- helps you find the right local businesses to meet your specific needs.Search results are sorted by a combination of factors to give you a set of choices in response to your search criteria.The crossover in the Watts–Strogatz model between a "large world" (such as a lattice) and a small world was first described by Barthelemy and Amaral in 1999.Small-world networks tend to contain cliques, and near-cliques, meaning sub-networks which have connections between almost any two nodes within them.Watts and Strogatz measured that in fact many real-world networks have a small average shortest path length, but also a clustering coefficient significantly higher than expected by random chance.Watts and Strogatz then proposed a novel graph model, currently named the Watts and Strogatz model, with (i) a small average shortest path length, and (ii) a large clustering coefficient.

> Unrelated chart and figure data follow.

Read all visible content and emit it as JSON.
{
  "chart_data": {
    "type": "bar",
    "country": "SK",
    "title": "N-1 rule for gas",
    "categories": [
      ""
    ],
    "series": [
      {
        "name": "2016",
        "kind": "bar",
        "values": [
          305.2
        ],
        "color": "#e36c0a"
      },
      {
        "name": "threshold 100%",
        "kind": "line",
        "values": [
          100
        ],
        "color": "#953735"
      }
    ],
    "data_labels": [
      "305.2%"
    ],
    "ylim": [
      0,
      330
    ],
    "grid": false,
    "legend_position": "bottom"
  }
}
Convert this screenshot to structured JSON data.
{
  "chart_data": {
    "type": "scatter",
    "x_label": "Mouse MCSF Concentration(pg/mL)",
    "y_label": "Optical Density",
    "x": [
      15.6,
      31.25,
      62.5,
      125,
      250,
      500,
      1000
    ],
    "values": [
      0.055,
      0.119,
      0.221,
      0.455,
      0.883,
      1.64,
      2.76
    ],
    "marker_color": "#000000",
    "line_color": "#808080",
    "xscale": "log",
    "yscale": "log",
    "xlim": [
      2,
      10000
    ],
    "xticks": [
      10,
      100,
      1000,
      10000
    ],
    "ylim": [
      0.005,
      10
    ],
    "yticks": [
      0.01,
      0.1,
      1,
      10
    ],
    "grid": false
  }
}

Network small-worldness has been quantified by a small-coefficient, Another method for quantifying network small-worldness utilizes the original definition of the small-world network comparing the clustering of a given network to an equivalent lattice network and its path length to an equivalent random network.
Small-world properties are found in many real-world phenomena, including websites with navigation menus, food webs, electric power grids, metabolite processing networks, networks of brain neurons, voter networks, telephone call graphs, and social influence networks.
They noted that graphs could be classified according to two independent structural features, namely the clustering coefficient, and average node-to-node distance (also known as average shortest path length).
Purely random graphs, built according to the Erdős–Rényi (ER) model, exhibit a small average shortest path length (varying typically as the logarithm of the number of nodes) along with a small clustering coefficient.
This is known colloquially as a fat-tailed distribution.